To determine if your deployment is experiencing this issue:

Monitor query-pipeline service metrics in Prometheus or Grafana.
- Look for p95 or p99 latency values rising toward frontend timeout thresholds.
- Observe rolling averages of queries per second (QPS) during the test period.
Examine pod status using the following:

kubectl get pods -n <fusion-namespace>

Focus on:
- fusion-admin pods in a CrashLoopBackOff or Pending state.
- Inability to schedule pods due to node capacity constraints.
Identify which stages of the query pipelines are responsible for latency:
- Use pipeline stage breakdowns in the Fusion-provided Grafana dashboards to isolate high-latency components.
Confirm Solr indexing and querying workloads are properly isolated using dedicated nodepools.
Inspect disk types for Solr StatefulSets:
- Ensure SSDs are used for high-throughput Solr workloads, as standard persistent disks may introduce I/O bottlenecks.

Environment

Fusion 5.9.4 and later
Kubernetes version 1.29
Applies to Fusion deployed on GKE, EKS, AKS, or other Kubernetes environments using autoscaling and nodepool isolation.

Cause

The degradation is typically caused by one or more of the following:

Insufficient compute capacity for fusion-admin or query-pipeline services when autoscaling reaches peak levels.
Shared nodepools between indexing-heavy and query-serving workloads, creating contention.
Use of standard persistent disks for Solr data, resulting in slow disk I/O under heavy read/write load.
Query pipelines containing expensive stages or large per-request logic.
Delta indexing jobs triggering during peak query times.

Resolution

Scale and isolate critical services

Ensure fusion-admin pods have sufficient replicas and are scheduled on appropriately sized nodes:

kubectl scale deployment fusion-admin -n <fusion-namespace> --replicas=<desired-count>

Review nodepool assignments and autoscaler settings for services such as:
- query-pipeline
- api-gateway
- fusion-indexing
Separate TLOG and PULL Solr replicas into different nodepools to minimize contention.

Tune query pipeline behavior

Use Grafana dashboards to analyze slowest pipeline stages.
Modify or remove expensive stages that consistently impact performance.
If using Lucidworks Predictive Merchandiser, Suggestions, or Recommendations pipelines, profile these separately to ensure isolated optimization.

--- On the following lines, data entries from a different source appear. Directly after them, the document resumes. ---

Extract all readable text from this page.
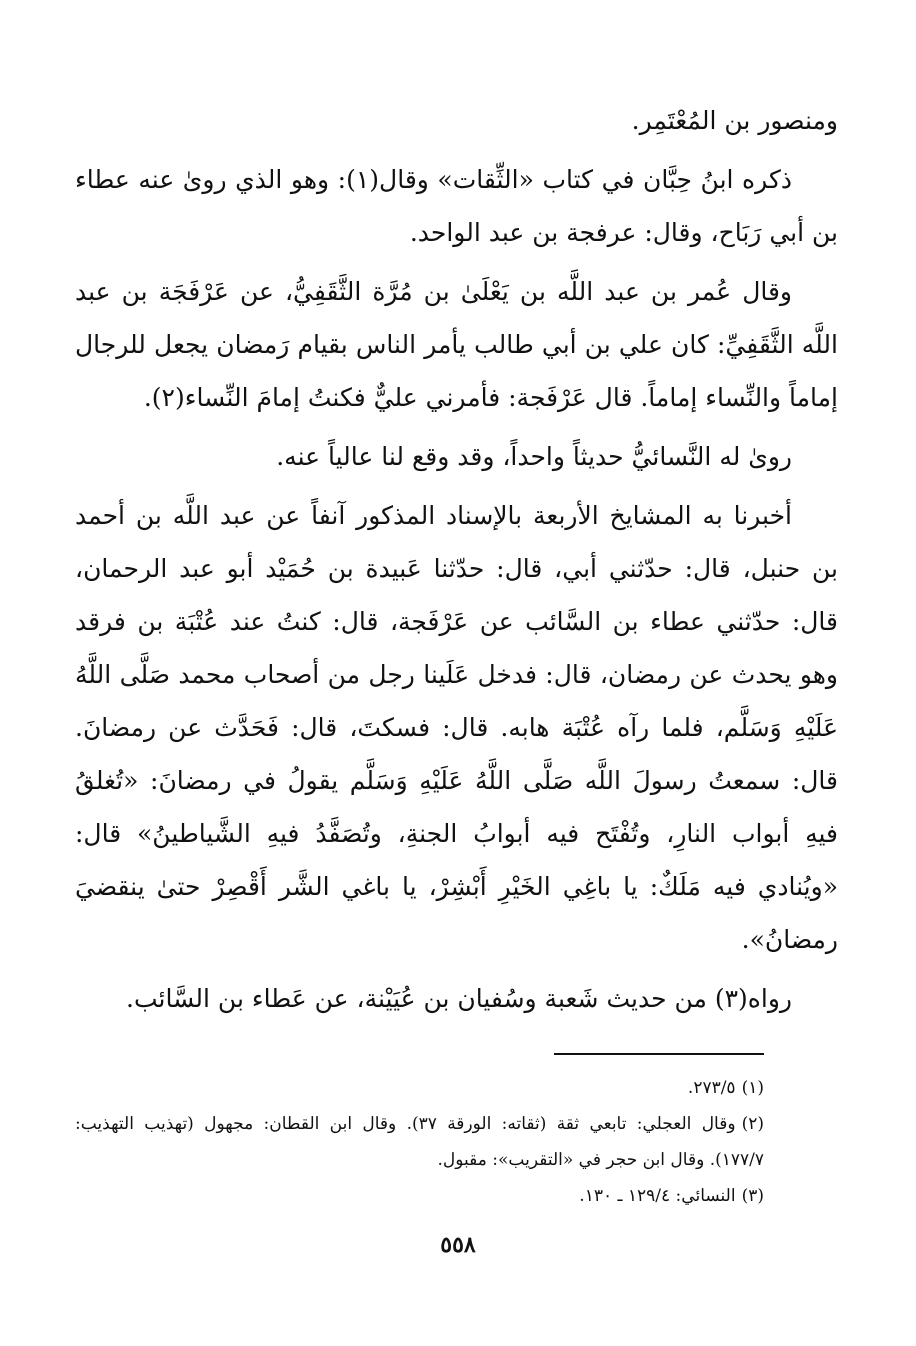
ومنصور بن المُعْتَمِر.

ذكره ابنُ حِبَّان في كتاب «الثِّقات» وقال(١): وهو الذي روىٰ عنه عطاء بن أبي رَبَاح، وقال: عرفجة بن عبد الواحد.

وقال عُمر بن عبد اللَّه بن يَعْلَىٰ بن مُرَّة الثَّقَفِيُّ، عن عَرْفَجَة بن عبد اللَّه الثَّقَفِيِّ: كان علي بن أبي طالب يأمر الناس بقيام رَمضان يجعل للرجال إماماً والنِّساء إماماً. قال عَرْفَجة: فأمرني عليٌّ فكنتُ إمامَ النِّساء(٢).

روىٰ له النَّسائيُّ حديثاً واحداً، وقد وقع لنا عالياً عنه.

أخبرنا به المشايخ الأربعة بالإسناد المذكور آنفاً عن عبد اللَّه بن أحمد بن حنبل، قال: حدّثني أبي، قال: حدّثنا عَبيدة بن حُمَيْد أبو عبد الرحمان، قال: حدّثني عطاء بن السَّائب عن عَرْفَجة، قال: كنتُ عند عُتْبَة بن فرقد وهو يحدث عن رمضان، قال: فدخل عَلَينا رجل من أصحاب محمد صَلَّى اللَّهُ عَلَيْهِ وَسَلَّم، فلما رآه عُتْبَة هابه. قال: فسكتَ، قال: فَحَدَّث عن رمضانَ. قال: سمعتُ رسولَ اللَّه صَلَّى اللَّهُ عَلَيْهِ وَسَلَّم يقولُ في رمضانَ: «تُغلقُ فيهِ أبواب النارِ، وتُفْتَح فيه أبوابُ الجنةِ، وتُصَفَّدُ فيهِ الشَّياطينُ» قال: «ويُنادي فيه مَلَكٌ: يا باغِي الخَيْرِ أَبْشِرْ، يا باغي الشَّر أَقْصِرْ حتىٰ ينقضيَ رمضانُ».

رواه(٣) من حديث شَعبة وسُفيان بن عُيَيْنة، عن عَطاء بن السَّائب.

(١)٢٧٣/٥.
(٢)وقال العجلي: تابعي ثقة (ثقاته: الورقة ٣٧). وقال ابن القطان: مجهول (تهذيب التهذيب: ١٧٧/٧). وقال ابن حجر في «التقريب»: مقبول.
(٣)النسائي: ١٢٩/٤ ـ ١٣٠.
٥٥٨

Optimize Solr storage performance

Verify that Solr StatefulSets are using SSD-backed volumes:
- For example, on GKE use a storage class such as premium-rwo.
- Update StatefulSet volume claim templates if needed, then recreate pods to apply changes.

Reset affected services

If services crash or enter a degraded state during testing:

Restart affected pods manually:

kubectl rollout restart deployment <deployment-name> -n <fusion-namespace>

Commonly impacted deployments include:
- fusion-admin
- api-gateway
- query-pipeline
- solrcloud-node

After applying these changes, rerun load tests to validate whether latency thresholds remain within acceptable bounds.